Subtitled: Emphasizing The Painfully Obvious When A Liberal Is In Charge
"ECONOMIC policy, which became startling when Washington began buying automobile companies, has become surreal now that disappointment with the results of the second stimulus is stirring talk about the need for a . . . second stimulus.
Elsewhere, it requires centuries to bleach mankind's memory; in Washington, 17 months suffice: In February 2008, President George W. Bush and Speaker Nancy Pelosi agreed that a $168 billion stimulus -- Stimulus I -- would be the "booster shot" the economy needed. Unemployment then was 4.8 percent.
In January, the administration said that unless another stimulus -- Stimulus II wound up involving $787 billion -- was passed immediately, unemployment, which then was 7.6 percent, would reach 9 percent by 2010. But halfway through 2009, the rate is 9.5. For the first time since the now 16-nation Eurozone was established in 1999, the unemployment rate in America is as high as it is in that region, which Americans once considered a cautionary lesson in the wages of sin, understood as excessive taxation and regulation.
Before embarking on Stimulus III, note that only about 10 percent of Stimulus II has yet been injected into the economy in 2009. This is not the administration's fault, the administration's defenders say, because government is cumbersome, sluggish and inefficient.
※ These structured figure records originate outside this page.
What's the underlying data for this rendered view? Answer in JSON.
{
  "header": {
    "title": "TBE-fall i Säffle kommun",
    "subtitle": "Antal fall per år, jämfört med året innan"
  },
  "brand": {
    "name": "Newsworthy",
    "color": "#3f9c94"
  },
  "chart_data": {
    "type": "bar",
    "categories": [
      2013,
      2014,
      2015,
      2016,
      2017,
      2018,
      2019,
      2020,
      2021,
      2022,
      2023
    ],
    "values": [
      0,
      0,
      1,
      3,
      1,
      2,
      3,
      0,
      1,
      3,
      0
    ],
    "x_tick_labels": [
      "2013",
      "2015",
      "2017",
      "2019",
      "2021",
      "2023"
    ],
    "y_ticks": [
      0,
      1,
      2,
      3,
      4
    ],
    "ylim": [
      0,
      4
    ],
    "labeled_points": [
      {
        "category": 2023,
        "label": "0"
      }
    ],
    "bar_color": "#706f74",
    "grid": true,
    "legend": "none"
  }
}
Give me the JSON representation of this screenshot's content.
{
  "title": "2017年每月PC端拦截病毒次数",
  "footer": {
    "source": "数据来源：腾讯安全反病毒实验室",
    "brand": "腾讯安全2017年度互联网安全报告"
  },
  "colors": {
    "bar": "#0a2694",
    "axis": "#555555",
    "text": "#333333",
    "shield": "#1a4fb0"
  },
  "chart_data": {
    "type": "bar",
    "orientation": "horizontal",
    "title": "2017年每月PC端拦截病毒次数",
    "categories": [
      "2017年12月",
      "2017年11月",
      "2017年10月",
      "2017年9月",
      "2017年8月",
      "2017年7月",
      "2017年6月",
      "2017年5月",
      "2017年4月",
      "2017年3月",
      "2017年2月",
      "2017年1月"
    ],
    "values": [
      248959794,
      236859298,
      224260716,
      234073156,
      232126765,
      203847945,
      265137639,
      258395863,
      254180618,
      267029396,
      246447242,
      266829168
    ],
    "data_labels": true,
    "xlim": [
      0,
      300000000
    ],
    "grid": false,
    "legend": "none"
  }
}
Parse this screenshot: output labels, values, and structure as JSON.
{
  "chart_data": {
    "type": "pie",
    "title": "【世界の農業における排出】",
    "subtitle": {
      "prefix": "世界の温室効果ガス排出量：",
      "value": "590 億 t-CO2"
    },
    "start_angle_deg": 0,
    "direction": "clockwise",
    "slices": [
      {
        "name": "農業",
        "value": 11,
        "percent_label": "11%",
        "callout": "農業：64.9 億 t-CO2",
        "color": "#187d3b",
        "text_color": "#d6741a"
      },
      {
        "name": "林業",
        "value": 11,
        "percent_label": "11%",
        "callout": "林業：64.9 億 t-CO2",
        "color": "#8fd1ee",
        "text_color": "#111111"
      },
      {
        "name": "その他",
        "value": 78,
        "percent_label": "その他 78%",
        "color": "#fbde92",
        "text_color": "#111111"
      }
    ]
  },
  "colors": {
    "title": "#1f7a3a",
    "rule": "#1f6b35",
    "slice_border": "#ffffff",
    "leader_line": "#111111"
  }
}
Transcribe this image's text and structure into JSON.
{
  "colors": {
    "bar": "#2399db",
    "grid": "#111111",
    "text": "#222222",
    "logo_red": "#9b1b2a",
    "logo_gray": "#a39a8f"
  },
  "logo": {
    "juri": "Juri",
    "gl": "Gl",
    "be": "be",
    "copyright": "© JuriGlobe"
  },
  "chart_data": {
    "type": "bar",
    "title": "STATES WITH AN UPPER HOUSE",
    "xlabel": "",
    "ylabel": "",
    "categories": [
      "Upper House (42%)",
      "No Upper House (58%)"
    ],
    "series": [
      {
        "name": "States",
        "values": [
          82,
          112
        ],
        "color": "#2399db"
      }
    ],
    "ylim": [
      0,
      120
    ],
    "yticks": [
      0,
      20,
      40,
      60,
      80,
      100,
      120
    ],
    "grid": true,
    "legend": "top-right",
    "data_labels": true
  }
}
But this sunburst of insight comes as the administration toils to enlarge governmental control of health care, energy, finance, education, etc. The administration guesses that these government projects will do better than the Postal Service (its second-quarter loss, $1.9 billion, was 68 percent of its losses for all of 2008) and the government's railroad. (Amtrak has had 38 money-losing years.)"
And STILL the libs clamor for government health care. But how could this be, you ask?
Because, you see, their utopia is an enormous nanny state that will need a helluva lot more workers to fail as miserably as the post office or mass transit. And that means essentially two jobs worth having in all of America.
Government workers, and those on the dole. And disadvantaged whites need not apply for the latter as affirmative actions will make that all but impossible.
Welcome to your worst nightmare. EurAmerica but without alla them neat old castles.